Inocentes ideológicos
É também tentador e igualmente estúpido apregoar que “estamos fazendo uma revolução”, como gostam de fazer os governantes de primeira viagem. Como faz agora a ala dos inocentes ideológicos do governo Bolsonaro, os pobres diabos que reproduzem o discurso do chefe sem medo de cair no ridículo.
Eles também acham que estão fazendo a revolução que vai dar resultados daqui a 20 anos, como já pontificou a respeito o guru da turma, Olavo de Carvalho.
Porque elas podem simplesmente não acontecerem, não o serem no futuro. Nossa história é cheia de cadáveres de políticos que se predestinaram a ficar 20 anos no poder e quebraram a cara na primeira esquina do tempo. Tucanos e petistas são os exemplos mais recentes.
Não tiveram/têm a grandeza de ver ou a humildade de saber que não se as fazem. São produto de um tempo e de mudanças em curso que determinados personagens as encarnam. Por uma conjunção de fatores, surfam nelas. E passam à história.

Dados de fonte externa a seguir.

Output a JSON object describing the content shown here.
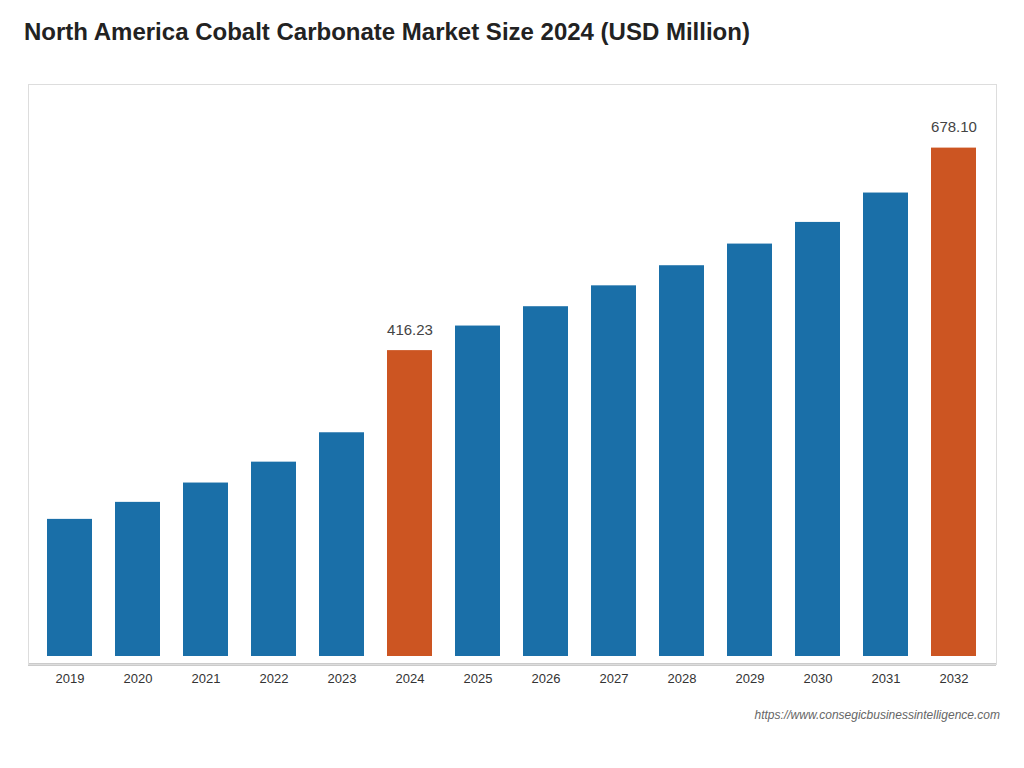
{
  "chart_data": {
    "type": "bar",
    "title": "North America Cobalt Carbonate Market Size 2024 (USD Million)",
    "categories": [
      "2019",
      "2020",
      "2021",
      "2022",
      "2023",
      "2024",
      "2025",
      "2026",
      "2027",
      "2028",
      "2029",
      "2030",
      "2031",
      "2032"
    ],
    "values": [
      198.0,
      220.0,
      245.0,
      272.0,
      310.0,
      416.23,
      448.0,
      473.0,
      500.0,
      526.0,
      554.0,
      582.0,
      620.0,
      678.1
    ],
    "value_labels": [
      null,
      null,
      null,
      null,
      null,
      "416.23",
      null,
      null,
      null,
      null,
      null,
      null,
      null,
      "678.10"
    ],
    "colors": [
      "#1a6fa8",
      "#1a6fa8",
      "#1a6fa8",
      "#1a6fa8",
      "#1a6fa8",
      "#cc5522",
      "#1a6fa8",
      "#1a6fa8",
      "#1a6fa8",
      "#1a6fa8",
      "#1a6fa8",
      "#1a6fa8",
      "#1a6fa8",
      "#cc5522"
    ],
    "ylim": [
      0,
      750
    ],
    "tick_labels": "x",
    "grid": false,
    "annotations": [
      {
        "text": "https://www.consegicbusinessintelligence.com"
      }
    ]
  }
}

Jair Bolsonaro encarna hoje um desejo de mudança que vinha de longe, assim como Lula a seu tempo, FHC e Collor antes dele, Tancredo mais atrás e os militares bem antes, todos casos em que a sociedade ansiava algo bem diferente do que via.
Está no terreno das mudanças em curso, não de revoluções.
Regina Duarte, que não fez revolução alguma mas pode ter encarnado o espírito do tempo em determinados momentos, não deve fazer, tomara, nenhuma revolução na Secretaria Especial de Cultura.
Será tanto melhor quanto menos pretender se arvorar a mudar o curso da história. Como pretendeu seu antecessor, Roberto Alvim, que pregava como nova uma ideia dos anos 30 da revolução comunista que o homem da propaganda de Hitler encampou: o realismo engajado na arte, que nunca deu nada que preste.
Se fizer o arroz com feijão de abrir o órgão público de fomento da cultura para estimular a produção, sem censura e sem feudos, aí sim poderá começar uma revolução que, em 20 anos, tire o mofo de suas prateleiras e de suas ideias.